Pada masa itu, negara ini dipenuhi oleh para samurai yang tidak tahu apa-apa selain perang. Hideyoshi membutuhkan pelampiasan atas kekerasan mereka. Dia juga berusaha untuk mengagungkan namanya sendiri melalui penaklukan.
“Penguasa Jepang mengalihkan perhatiannya ke Joseon Korea, sebuah negara bagian dari Ming Tiongkok, dan sebuah tangga yang mudah untuk menuju daratan Asia dari Jepang,” jelas Kallie.
Selain itu, ketika Kekaisaran Jepang terlibat dalam konflik yang tak berkesudahan, Korea telah tertidur selama berabad-abad dalam kedamaian. Hal ini membuat Hideyoshi yakin bahwa para samurai bersenjata akan dengan mudah menyerbu tanah Joseon.
Invasi awal pada bulan April 1592 berjalan dengan lancar, dan pasukan Jepang berada di Pyongyang pada bulan Juli.
Seiring berjalannya waktu, jalur pasokan Jepang yang terlalu panjang mulai memakan korban. Angkatan laut Korea juga mulai membuat sulit bagi kapal-kapal pasokan Jepang. Perang pun terhenti, dan tahun berikutnya Hideyoshi memerintahkan untuk mundur.
Meskipun mengalami kemunduran, Hideyoshi tidak siap untuk melepaskan mimpinya. Pada tahun 1594, dia mengirim pasukan invasi kedua ke Semenanjung Korea.
Namun, dengan bantuan Dinasti Ming, lagi-lagi Korea mampu menekan serangan pasukan Jepang. Kekaisaran Jepang di ambang kekalahan.
Saat kekalahan mulai terasa bagi pasukan Jepang, mereka melakukan kekejaman mengerikan seperti memotong hidung penduduk Korea di beberapa desa.
Bak piala, hidung-hidung tersebut kemudian diserahkan kepada para komandan Jepang. Selain itu, mereka merusak atau merampas karya seni dan pengetahuan ilmiah yang sangat berharga.

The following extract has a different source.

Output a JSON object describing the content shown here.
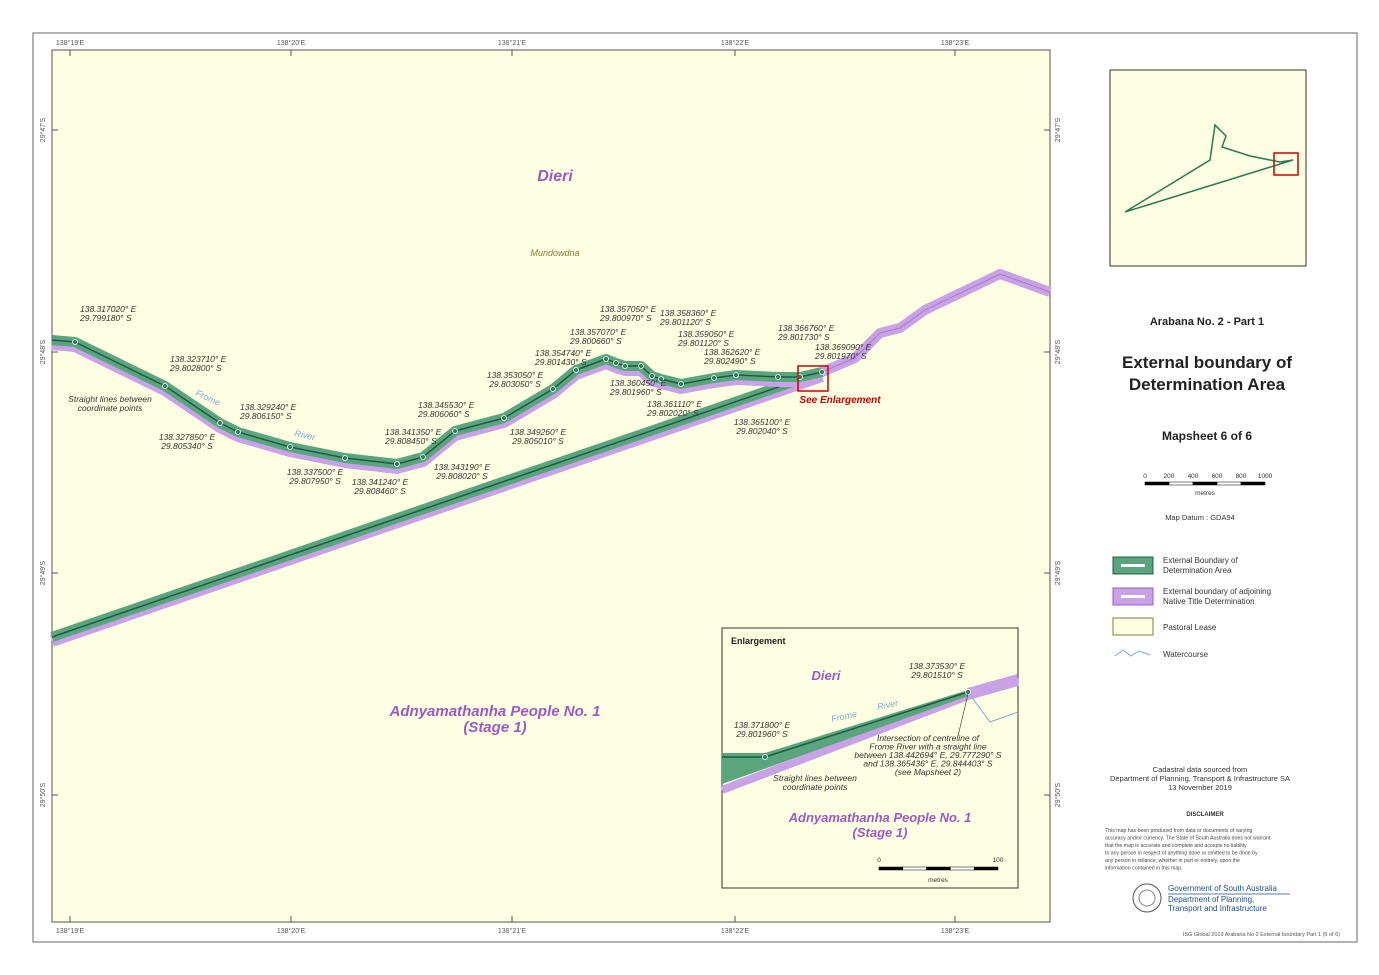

“Sudah jelas sejak awal kampanye bahwa Jepang tidak akan menaklukkan Korea. Daripada semua usaha itu sia-sia, oleh karena itu, Jepang mulai menangkap dan memperbudak orang Korea yang mungkin berguna bagi Jepang,” jelas Kallie.
Perkiraan jumlah total orang Korea yang diperbudak dan dibawa kembali ke Jepang berkisar antara 50.000 hingga 200.000 orang.
Sebagian besar kemungkinan besar adalah petani atau buruh. Selain itu, cendekiawan dan perajin Konfusianisme seperti pembuat tembikar dan pandai besi sangat sangat berharga bagi mereka.
Namun, Kallie menjelaskan, pengaruh paling terlihat dari orang-orang Korea yang diperbudak ini di Jepang adalah gaya keramik.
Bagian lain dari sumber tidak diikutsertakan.